If the stress measurement device of the present invention is used to measure internal defects, etc., even if there is a gap between the lN direction of the magnetic material and the end face of the inner core of the magnetic sensor, it will be possible to measure internal defects with high accuracy regardless of the size of the gap. Since the above-mentioned measurement can be continued, the error rate is improved, and a great effect can be exerted on bolt axial stress or axial force management, quality control of steel materials, etc.

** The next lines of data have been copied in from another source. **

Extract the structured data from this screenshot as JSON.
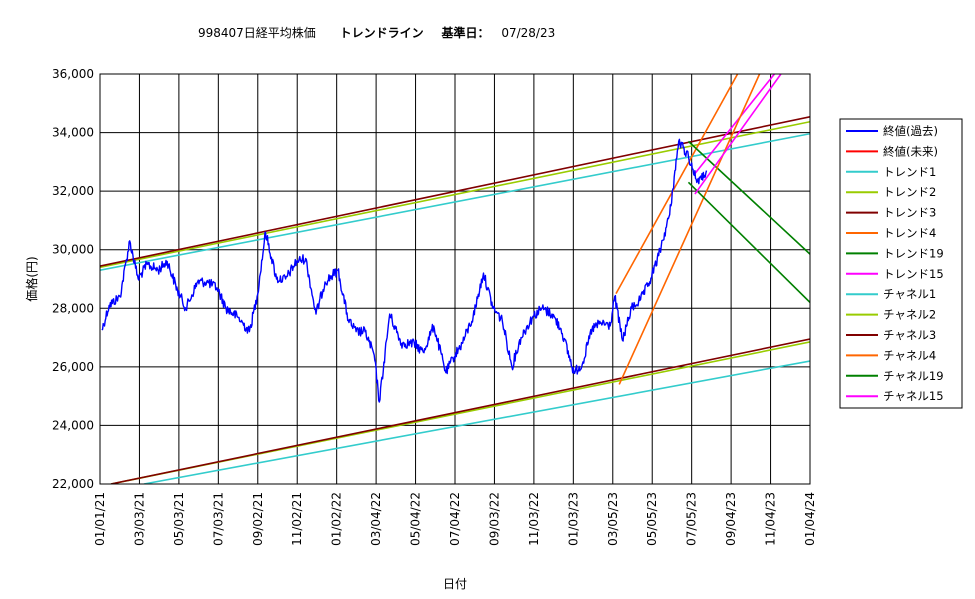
{
  "chart_data": {
    "type": "line",
    "title": {
      "code_name": "998407日経平均株価",
      "subtitle": "トレンドライン",
      "base_label": "基準日：",
      "base_date": "07/28/23"
    },
    "xlabel": "日付",
    "ylabel": "価格(円)",
    "ylim": [
      22000,
      36000
    ],
    "yticks": [
      "22,000",
      "24,000",
      "26,000",
      "28,000",
      "30,000",
      "32,000",
      "34,000",
      "36,000"
    ],
    "xticks": [
      "01/01/21",
      "03/03/21",
      "05/03/21",
      "07/03/21",
      "09/02/21",
      "11/02/21",
      "01/02/22",
      "03/04/22",
      "05/04/22",
      "07/04/22",
      "09/03/22",
      "11/03/22",
      "01/03/23",
      "03/05/23",
      "05/05/23",
      "07/05/23",
      "09/04/23",
      "11/04/23",
      "01/04/24"
    ],
    "xlim": [
      "2021-01-01",
      "2024-01-04"
    ],
    "grid": true,
    "legend_position": "right",
    "series": [
      {
        "name": "終値(過去)",
        "color": "#0000ff",
        "kind": "price",
        "dates": [
          "2021-01-04",
          "2021-01-15",
          "2021-02-01",
          "2021-02-16",
          "2021-03-01",
          "2021-03-15",
          "2021-04-01",
          "2021-04-15",
          "2021-05-01",
          "2021-05-14",
          "2021-06-01",
          "2021-06-15",
          "2021-07-01",
          "2021-07-15",
          "2021-08-02",
          "2021-08-20",
          "2021-09-01",
          "2021-09-14",
          "2021-10-01",
          "2021-10-15",
          "2021-11-01",
          "2021-11-15",
          "2021-12-01",
          "2021-12-15",
          "2022-01-04",
          "2022-01-20",
          "2022-02-01",
          "2022-02-15",
          "2022-03-01",
          "2022-03-09",
          "2022-03-25",
          "2022-04-12",
          "2022-05-02",
          "2022-05-16",
          "2022-06-01",
          "2022-06-20",
          "2022-07-01",
          "2022-07-15",
          "2022-08-01",
          "2022-08-17",
          "2022-09-01",
          "2022-09-15",
          "2022-09-30",
          "2022-10-14",
          "2022-11-01",
          "2022-11-15",
          "2022-12-01",
          "2022-12-15",
          "2023-01-04",
          "2023-01-17",
          "2023-02-01",
          "2023-02-15",
          "2023-03-01",
          "2023-03-08",
          "2023-03-20",
          "2023-04-03",
          "2023-04-17",
          "2023-05-01",
          "2023-05-15",
          "2023-06-01",
          "2023-06-15",
          "2023-06-30",
          "2023-07-12",
          "2023-07-20",
          "2023-07-28"
        ],
        "values": [
          27258,
          28100,
          28400,
          30300,
          29000,
          29500,
          29300,
          29600,
          28600,
          28000,
          28900,
          28900,
          28700,
          28000,
          27700,
          27200,
          28400,
          30600,
          29000,
          29000,
          29600,
          29700,
          27800,
          28900,
          29300,
          27600,
          27200,
          27200,
          26400,
          24800,
          27800,
          26800,
          26800,
          26500,
          27400,
          25800,
          26300,
          26800,
          27700,
          29200,
          28000,
          27600,
          26000,
          27000,
          27700,
          28000,
          27800,
          27300,
          25800,
          26100,
          27300,
          27500,
          27400,
          28400,
          26900,
          28000,
          28300,
          28900,
          29800,
          31200,
          33700,
          33200,
          32400,
          32400,
          32700
        ]
      },
      {
        "name": "終値(未来)",
        "color": "#ff0000",
        "kind": "future",
        "dates": [],
        "values": []
      },
      {
        "name": "トレンド1",
        "color": "#33cccc",
        "kind": "trend",
        "dates": [
          "2021-01-01",
          "2024-01-04"
        ],
        "values": [
          29300,
          33960
        ]
      },
      {
        "name": "トレンド2",
        "color": "#99cc00",
        "kind": "trend",
        "dates": [
          "2021-01-01",
          "2024-01-04"
        ],
        "values": [
          29400,
          34370
        ]
      },
      {
        "name": "トレンド3",
        "color": "#800000",
        "kind": "trend",
        "dates": [
          "2021-01-01",
          "2024-01-04"
        ],
        "values": [
          29440,
          34540
        ]
      },
      {
        "name": "トレンド4",
        "color": "#ff6600",
        "kind": "trend",
        "dates": [
          "2023-03-10",
          "2023-09-14"
        ],
        "values": [
          28500,
          36000
        ]
      },
      {
        "name": "トレンド19",
        "color": "#008000",
        "kind": "trend",
        "dates": [
          "2023-06-30",
          "2024-01-04"
        ],
        "values": [
          33700,
          29850
        ]
      },
      {
        "name": "トレンド15",
        "color": "#ff00ff",
        "kind": "trend",
        "dates": [
          "2023-07-10",
          "2023-11-10"
        ],
        "values": [
          32600,
          36000
        ]
      },
      {
        "name": "チャネル1",
        "color": "#33cccc",
        "kind": "trend",
        "dates": [
          "2021-03-10",
          "2024-01-04"
        ],
        "values": [
          22000,
          26200
        ]
      },
      {
        "name": "チャネル2",
        "color": "#99cc00",
        "kind": "trend",
        "dates": [
          "2021-01-18",
          "2024-01-04"
        ],
        "values": [
          22000,
          26850
        ]
      },
      {
        "name": "チャネル3",
        "color": "#800000",
        "kind": "trend",
        "dates": [
          "2021-01-18",
          "2024-01-04"
        ],
        "values": [
          22000,
          26950
        ]
      },
      {
        "name": "チャネル4",
        "color": "#ff6600",
        "kind": "trend",
        "dates": [
          "2023-03-15",
          "2023-10-18"
        ],
        "values": [
          25400,
          36000
        ]
      },
      {
        "name": "チャネル19",
        "color": "#008000",
        "kind": "trend",
        "dates": [
          "2023-06-30",
          "2024-01-04"
        ],
        "values": [
          32300,
          28200
        ]
      },
      {
        "name": "チャネル15",
        "color": "#ff00ff",
        "kind": "trend",
        "dates": [
          "2023-07-10",
          "2023-11-20"
        ],
        "values": [
          31900,
          36000
        ]
      }
    ]
  }
}
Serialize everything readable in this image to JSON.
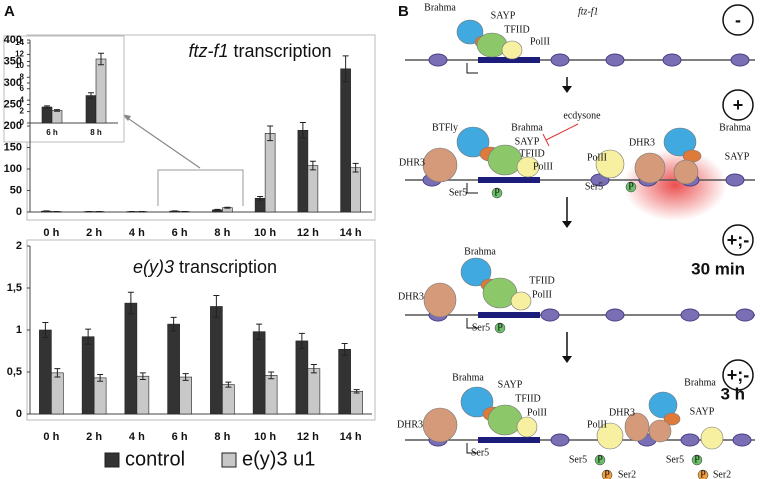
{
  "panel_labels": [
    "A",
    "B"
  ],
  "chart_data": [
    {
      "type": "bar",
      "title": "ftz-f1 transcription",
      "categories": [
        "0 h",
        "2 h",
        "4 h",
        "6 h",
        "8 h",
        "10 h",
        "12 h",
        "14 h"
      ],
      "series": [
        {
          "color": "#333333",
          "values": [
            2,
            1,
            1,
            2,
            5,
            32,
            190,
            333
          ],
          "errors": [
            0.5,
            0.3,
            0.3,
            0.5,
            1,
            4,
            18,
            30
          ]
        },
        {
          "color": "#c8c8c8",
          "values": [
            1,
            1,
            1,
            1,
            10,
            183,
            108,
            103
          ],
          "errors": [
            0.3,
            0.3,
            0.3,
            0.3,
            1,
            17,
            10,
            10
          ]
        }
      ],
      "ylim": [
        0,
        400
      ],
      "yticks": [
        0,
        50,
        100,
        150,
        200,
        250,
        300,
        350,
        400
      ]
    },
    {
      "type": "bar",
      "categories": [
        "6 h",
        "8 h"
      ],
      "series": [
        {
          "color": "#333333",
          "values": [
            2.8,
            4.8
          ],
          "errors": [
            0.2,
            0.5
          ]
        },
        {
          "color": "#c8c8c8",
          "values": [
            2.2,
            11.2
          ],
          "errors": [
            0.15,
            1
          ]
        }
      ],
      "ylim": [
        0,
        14
      ],
      "yticks": [
        0,
        2,
        4,
        6,
        8,
        10,
        12,
        14
      ]
    },
    {
      "type": "bar",
      "title": "e(y)3 transcription",
      "categories": [
        "0 h",
        "2 h",
        "4 h",
        "6 h",
        "8 h",
        "10 h",
        "12 h",
        "14 h"
      ],
      "series": [
        {
          "name": "control",
          "color": "#333333",
          "values": [
            1.0,
            0.92,
            1.32,
            1.07,
            1.28,
            0.98,
            0.87,
            0.77
          ],
          "errors": [
            0.09,
            0.09,
            0.13,
            0.08,
            0.13,
            0.09,
            0.09,
            0.07
          ]
        },
        {
          "name": "e(y)3 u1",
          "color": "#c8c8c8",
          "values": [
            0.49,
            0.43,
            0.45,
            0.44,
            0.35,
            0.46,
            0.54,
            0.27
          ],
          "errors": [
            0.05,
            0.04,
            0.04,
            0.04,
            0.03,
            0.04,
            0.05,
            0.02
          ]
        }
      ],
      "ylim": [
        0,
        2
      ],
      "yticks": [
        0,
        {
          "value": 0.5,
          "label": "0,5"
        },
        1,
        {
          "value": 1.5,
          "label": "1,5"
        },
        2
      ],
      "legend": "bottom"
    }
  ],
  "diagram": {
    "gene": "ftz-f1",
    "states": [
      {
        "sign": "-",
        "labels": [
          "Brahma",
          "SAYP",
          "TFIID",
          "PolII"
        ]
      },
      {
        "sign": "+",
        "labels": [
          "BTFly",
          "Brahma",
          "SAYP",
          "TFIID",
          "DHR3",
          "PolII",
          "ecdysone",
          "PolII",
          "DHR3",
          "Brahma",
          "SAYP",
          "Ser5",
          "P",
          "Ser5",
          "P"
        ]
      },
      {
        "sign": "+;-",
        "time": "30 min",
        "labels": [
          "Brahma",
          "TFIID",
          "DHR3",
          "PolII",
          "Ser5",
          "P"
        ]
      },
      {
        "sign": "+;-",
        "time": "3 h",
        "labels": [
          "Brahma",
          "SAYP",
          "TFIID",
          "DHR3",
          "PolII",
          "PolII",
          "DHR3",
          "Brahma",
          "SAYP",
          "Ser5",
          "Ser5",
          "P",
          "P",
          "Ser2",
          "Ser5",
          "P",
          "P",
          "Ser2"
        ]
      }
    ]
  }
}
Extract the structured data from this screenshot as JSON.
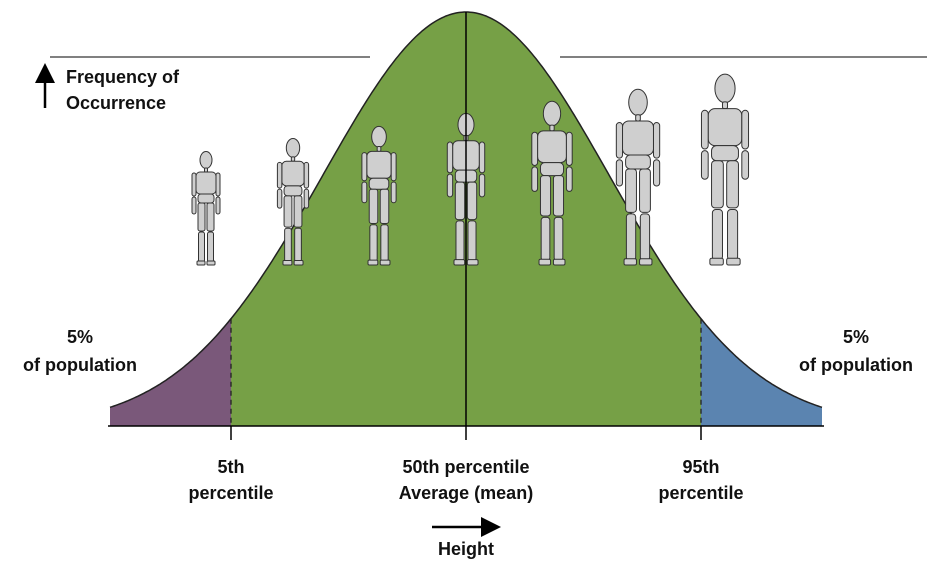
{
  "y_axis_label": [
    "Frequency of",
    "Occurrence"
  ],
  "x_axis_label": "Height",
  "regions": [
    {
      "label": [
        "5%",
        "of population"
      ]
    },
    {
      "label": [
        "5%",
        "of population"
      ]
    }
  ],
  "percentiles": [
    {
      "label": [
        "5th",
        "percentile"
      ]
    },
    {
      "label": [
        "50th percentile",
        "Average (mean)"
      ]
    },
    {
      "label": [
        "95th",
        "percentile"
      ]
    }
  ]
}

[Brief explanation of drawings]

Fig. 1 is an explanatory diagram of the conventional iron loss measuring method, Fig. 2 is a characteristic showing 14Igk of stress acting on a magnetic material and iron loss, and Fig. 3 is an implementation of the iron loss measuring method of the present invention. Example af! A
FIG. 4 is an explanatory diagram of another embodiment of the iron loss measuring method of the present invention, and FIG. S is a block diagram of an embodiment of the stress measuring device of the present invention. 5... AC power supply, 7... Power needle, 9-... Magnetic material, 12.21... Magnetic sensor, 18.22-... Inside@
Iron core, 13', 13''--Protrusion, 14--Voltage coil, 15--Detection coil, 16... External iron core, 17
...Exciting coil, 18...m width meter, 1s...voltage needle, 20...-ammeter, 23...-stress measuring device, 24
... Iron loss measurement section, 25 ... Stress calculation section, 26 ...
Indicator section, 27... Initial value setter, 28... Proportional constant setter, 29... Stress calculator. 30...Indicator switch, 31...-Indicator needle. Patent applicant Shibaura Seisakusho Co., Ltd.

Claims (1)

[Claims] (Re) An inner core and an outer core are provided so that magnetic flux flows within the magnetic material, a voltage coil and a detection coil are provided in the inner core, and an excitation filter is provided in the outer core, When an AC voltage is applied to the voltage fill, a current is applied to the excitation coil, and the magnetic flux passes through the #1itEi material from the outer core to the inner core [dL], and an AC voltage is applied to the voltage coil. The flux flowing through the inner iron core generated in the above is canceled out, and the magnetic flux of the detection coil section becomes S: zero, and from the product of the 1 voltage of the voltage coil and the current of the excitation coil at that time, The iron loss mj/ze method is characterized by determining the iron loss of materials with predistribution characteristics. Place tL on the surface of the material, apply an alternating voltage to the voltage fill, and amplify the voltage exceeded by the coil by the bundle 6a flowing within the inner core and the negative material.
Increase by. −] is applied to the excitation coil in a direction to cancel the voltage induced in the detection coil, and the outside 94! The magnetic flux flowing through the magnetic material and the inner iron core, which occurs when an alternating current voltage is applied to the voltage fill, cancels out the magnetic flux flowing through the iron core, causing the spinning The voltage of the voltage coil at that time and the iron loss W*'t from the side of the excitation filter device are adjusted so that the voltage of the detection coil becomes zero.
A power needle for calculating t, an initial power setting device for setting the iron loss WO'4 of the magnetic material when no stress is applied, and a ratio fIJ constant a for converting the measured iron loss of the magnetic material into stress.
The stress acting on the magnetic material is calculated by inputting Wi, W@, and - respectively from the proportional tm setting device for setting, the front electromotive force needle, and the initial 11 set value proportional voltage setting device. A stress measuring device comprising: a stress calculator; and an instruction section that instructs the output of the power needle or the output of the stress calculator.